Earlier, Nicosia had said it was waiting for a statement from the office of the United Nations secretary-general on the state of play of the Cyprus issue, following the writing of the annual reports on the state of Unficyp and the UN’s Good Offices on the island.

Speaking to journalists, President Nikos Christodoulides said he had a telephone conversation with Holguin, currently in New York to present the findings of her six-month tour of duty in Cyprus as the UN chief’s personal envoy.

Christodoulides also spoke on the phone with Greek Prime Minister Kyriakos Mitsotakis, where the latter briefed him on the conversation he had with the Turkish leader.

In addition, Foreign Minister Konstantinos Kombos was briefed by his Greek counterpart regarding the latter’s meeting with Turkey’s top diplomat.

Other than delivering her report to the UN chief, Holguin was also meeting with Greece’s Foreign Minister Giorgos Gerapetritis and Turkish Foreign Minister Hakan Fidan, both in the United States to attend the Nato summit which is taking place in the country’s capital Washington DC.

Greek leader Mitsotakis and Turkish President Recep Tayyip Erdogan had held a bilateral meeting on the sidelines of the summit on Wednesday night, with the former making a brief reference to Cyprus in his statements thereafter.

He is quoted by Greek newspaper Kathimerini as having said Cyprus “cannot remain divided much longer” and that talks aimed at reunifying the island “should resume”.

Cyprus aside, the meeting focused on bilateral relations between Greece and Turkey, as well as other regional and global matters.

Erdogan told Mitsotakis Turkey is “maintaining its efforts to promote the spirit of solidarity with Greece based on good neighbourly relations” and called for a “necessary intensifying” of “positive actions” to put an end to conflicts in Ukraine and Israel-Palestine.

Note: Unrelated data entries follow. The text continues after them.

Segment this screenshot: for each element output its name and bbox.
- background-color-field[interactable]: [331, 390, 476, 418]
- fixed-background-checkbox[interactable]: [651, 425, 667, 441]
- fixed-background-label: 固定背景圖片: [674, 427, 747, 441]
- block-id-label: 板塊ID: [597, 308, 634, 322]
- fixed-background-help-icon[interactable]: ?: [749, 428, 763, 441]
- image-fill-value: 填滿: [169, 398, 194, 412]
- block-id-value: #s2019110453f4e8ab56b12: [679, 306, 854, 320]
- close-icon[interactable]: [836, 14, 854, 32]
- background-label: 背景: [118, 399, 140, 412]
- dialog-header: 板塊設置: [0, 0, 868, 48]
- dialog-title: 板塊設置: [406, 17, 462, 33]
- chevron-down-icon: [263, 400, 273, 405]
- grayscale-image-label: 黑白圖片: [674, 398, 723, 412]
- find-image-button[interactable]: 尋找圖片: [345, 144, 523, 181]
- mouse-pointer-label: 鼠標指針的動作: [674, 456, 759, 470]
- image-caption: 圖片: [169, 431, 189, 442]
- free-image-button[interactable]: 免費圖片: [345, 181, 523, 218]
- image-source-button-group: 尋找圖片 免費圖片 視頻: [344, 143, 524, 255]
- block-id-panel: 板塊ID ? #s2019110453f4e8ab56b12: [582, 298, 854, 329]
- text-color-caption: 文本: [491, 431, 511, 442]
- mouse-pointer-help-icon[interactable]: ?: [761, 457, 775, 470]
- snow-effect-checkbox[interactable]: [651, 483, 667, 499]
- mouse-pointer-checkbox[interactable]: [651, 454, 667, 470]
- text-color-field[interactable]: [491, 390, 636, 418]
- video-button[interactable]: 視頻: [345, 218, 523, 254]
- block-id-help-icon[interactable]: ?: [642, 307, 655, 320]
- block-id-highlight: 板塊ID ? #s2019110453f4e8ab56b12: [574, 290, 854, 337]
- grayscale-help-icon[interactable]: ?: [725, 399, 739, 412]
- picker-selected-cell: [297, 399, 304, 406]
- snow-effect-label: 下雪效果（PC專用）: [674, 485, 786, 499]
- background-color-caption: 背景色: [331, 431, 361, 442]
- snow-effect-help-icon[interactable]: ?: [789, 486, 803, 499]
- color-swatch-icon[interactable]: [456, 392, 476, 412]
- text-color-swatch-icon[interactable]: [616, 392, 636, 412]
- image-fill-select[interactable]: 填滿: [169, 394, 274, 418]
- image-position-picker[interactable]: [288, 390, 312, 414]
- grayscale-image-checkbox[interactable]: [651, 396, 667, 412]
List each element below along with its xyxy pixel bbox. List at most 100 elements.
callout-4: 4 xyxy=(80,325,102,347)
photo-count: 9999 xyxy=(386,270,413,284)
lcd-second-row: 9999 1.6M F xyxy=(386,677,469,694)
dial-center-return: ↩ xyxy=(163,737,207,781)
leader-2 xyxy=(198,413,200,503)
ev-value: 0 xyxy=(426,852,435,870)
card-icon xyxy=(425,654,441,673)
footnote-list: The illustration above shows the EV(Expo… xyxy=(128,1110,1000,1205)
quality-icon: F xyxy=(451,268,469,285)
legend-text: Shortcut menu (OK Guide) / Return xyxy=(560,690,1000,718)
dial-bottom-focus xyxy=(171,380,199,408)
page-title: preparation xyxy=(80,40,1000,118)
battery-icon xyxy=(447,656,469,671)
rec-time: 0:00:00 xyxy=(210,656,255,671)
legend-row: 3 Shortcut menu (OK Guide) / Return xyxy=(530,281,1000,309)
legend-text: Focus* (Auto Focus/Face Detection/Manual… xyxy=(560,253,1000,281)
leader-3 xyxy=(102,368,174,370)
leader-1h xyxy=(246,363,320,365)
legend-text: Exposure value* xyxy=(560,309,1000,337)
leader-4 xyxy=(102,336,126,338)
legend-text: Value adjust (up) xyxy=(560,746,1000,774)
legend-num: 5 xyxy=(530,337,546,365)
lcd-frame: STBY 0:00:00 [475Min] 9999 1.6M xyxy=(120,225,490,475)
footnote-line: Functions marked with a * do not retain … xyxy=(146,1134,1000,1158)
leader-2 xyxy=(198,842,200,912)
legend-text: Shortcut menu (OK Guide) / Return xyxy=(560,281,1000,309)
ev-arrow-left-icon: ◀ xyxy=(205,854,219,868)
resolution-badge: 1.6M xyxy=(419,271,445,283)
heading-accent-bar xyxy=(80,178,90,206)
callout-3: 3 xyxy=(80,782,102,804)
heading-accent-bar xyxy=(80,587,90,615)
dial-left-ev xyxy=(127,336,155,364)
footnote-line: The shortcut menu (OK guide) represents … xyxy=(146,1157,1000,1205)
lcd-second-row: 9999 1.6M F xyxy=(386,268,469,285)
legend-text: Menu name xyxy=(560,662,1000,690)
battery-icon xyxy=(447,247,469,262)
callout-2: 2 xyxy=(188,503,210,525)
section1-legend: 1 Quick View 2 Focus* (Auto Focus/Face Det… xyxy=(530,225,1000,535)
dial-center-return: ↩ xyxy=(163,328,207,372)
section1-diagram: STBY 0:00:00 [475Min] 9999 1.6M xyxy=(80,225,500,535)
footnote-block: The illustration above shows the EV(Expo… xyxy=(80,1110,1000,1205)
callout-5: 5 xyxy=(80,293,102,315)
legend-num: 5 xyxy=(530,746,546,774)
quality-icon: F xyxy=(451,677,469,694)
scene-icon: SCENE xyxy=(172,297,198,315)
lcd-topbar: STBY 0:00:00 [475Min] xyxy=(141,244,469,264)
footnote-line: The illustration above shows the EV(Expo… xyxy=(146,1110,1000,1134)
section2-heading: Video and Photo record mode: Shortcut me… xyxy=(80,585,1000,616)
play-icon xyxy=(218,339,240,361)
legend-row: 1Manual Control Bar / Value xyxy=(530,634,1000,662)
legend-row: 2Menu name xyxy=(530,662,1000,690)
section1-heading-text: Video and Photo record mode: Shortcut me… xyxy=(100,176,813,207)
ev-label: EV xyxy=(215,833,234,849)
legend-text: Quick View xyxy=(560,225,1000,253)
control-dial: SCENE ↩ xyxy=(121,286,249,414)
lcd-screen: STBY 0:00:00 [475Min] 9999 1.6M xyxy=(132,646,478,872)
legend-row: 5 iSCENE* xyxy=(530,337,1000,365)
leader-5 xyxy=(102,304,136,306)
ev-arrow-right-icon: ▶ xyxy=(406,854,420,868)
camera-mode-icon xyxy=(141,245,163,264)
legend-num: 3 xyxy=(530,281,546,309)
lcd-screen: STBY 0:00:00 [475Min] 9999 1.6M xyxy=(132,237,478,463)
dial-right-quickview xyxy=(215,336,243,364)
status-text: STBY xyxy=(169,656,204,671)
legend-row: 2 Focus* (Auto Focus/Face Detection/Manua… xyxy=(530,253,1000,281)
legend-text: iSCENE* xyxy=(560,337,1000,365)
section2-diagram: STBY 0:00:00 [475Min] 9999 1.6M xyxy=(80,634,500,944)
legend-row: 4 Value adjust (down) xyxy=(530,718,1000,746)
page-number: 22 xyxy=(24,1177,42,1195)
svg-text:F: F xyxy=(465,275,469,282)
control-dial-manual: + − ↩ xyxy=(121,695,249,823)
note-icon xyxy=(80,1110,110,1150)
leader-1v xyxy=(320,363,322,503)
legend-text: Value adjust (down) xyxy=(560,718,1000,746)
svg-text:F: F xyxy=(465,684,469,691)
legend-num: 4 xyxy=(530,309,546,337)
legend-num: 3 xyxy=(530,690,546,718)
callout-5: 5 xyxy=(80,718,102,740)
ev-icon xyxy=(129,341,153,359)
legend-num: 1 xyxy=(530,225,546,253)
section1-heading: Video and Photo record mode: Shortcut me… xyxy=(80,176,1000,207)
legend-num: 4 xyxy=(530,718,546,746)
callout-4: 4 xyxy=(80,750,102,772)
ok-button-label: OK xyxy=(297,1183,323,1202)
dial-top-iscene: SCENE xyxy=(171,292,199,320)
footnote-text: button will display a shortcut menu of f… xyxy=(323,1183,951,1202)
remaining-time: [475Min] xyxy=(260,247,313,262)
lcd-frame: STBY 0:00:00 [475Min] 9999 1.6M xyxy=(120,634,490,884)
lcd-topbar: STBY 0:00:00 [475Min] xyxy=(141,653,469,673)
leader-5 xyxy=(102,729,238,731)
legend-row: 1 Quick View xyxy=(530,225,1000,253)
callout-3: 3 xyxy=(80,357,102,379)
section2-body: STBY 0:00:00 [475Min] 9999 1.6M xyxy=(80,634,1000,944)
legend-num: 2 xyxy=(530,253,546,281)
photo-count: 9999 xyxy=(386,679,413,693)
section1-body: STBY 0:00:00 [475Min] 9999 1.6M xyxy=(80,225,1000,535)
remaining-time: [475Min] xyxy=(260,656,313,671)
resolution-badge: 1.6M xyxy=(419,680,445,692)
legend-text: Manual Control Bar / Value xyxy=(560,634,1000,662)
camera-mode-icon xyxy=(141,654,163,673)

The pair will next meet in September in New York on the sidelines of the UN General Assembly.

Meanwhile, Mitsotakis is set to meet Guterres in New York on Friday to discuss Greece’s accession to the UN Security Council as a non-permanent member next year, as well as the Cyprus problem.

Erdogan is not scheduled to meet Guterres while in the US but did meet with Italian Prime Minister Giorgia Meloni and German Chancellor Olaf Scholz.

He was also close to front and centre in the “family photo” of all the Nato leaders taken on Wednesday, standing between British Prime Minister Sir Keir Starmer and Swedish Prime Minister Ulf Kristersson.

Mitsotakis stood in the second row directly behind Erdogan, flanked by Olaf Scholz and Hungarian Prime Minister Viktor Orban.

At the same time, United Nations Peacekeeping Force in Cyprus (Unficyp) chief Colin Stewart on Thursday briefed the UN Security Council on the latest state of the Cyprus problem.

Stewart addressed a closed Security Council session in New York, with his speech coinciding with the writing of UN Secretary-General Antonio Guterres’ latest annual reports on the state of Unficyp and the UN’s Good Offices on the island.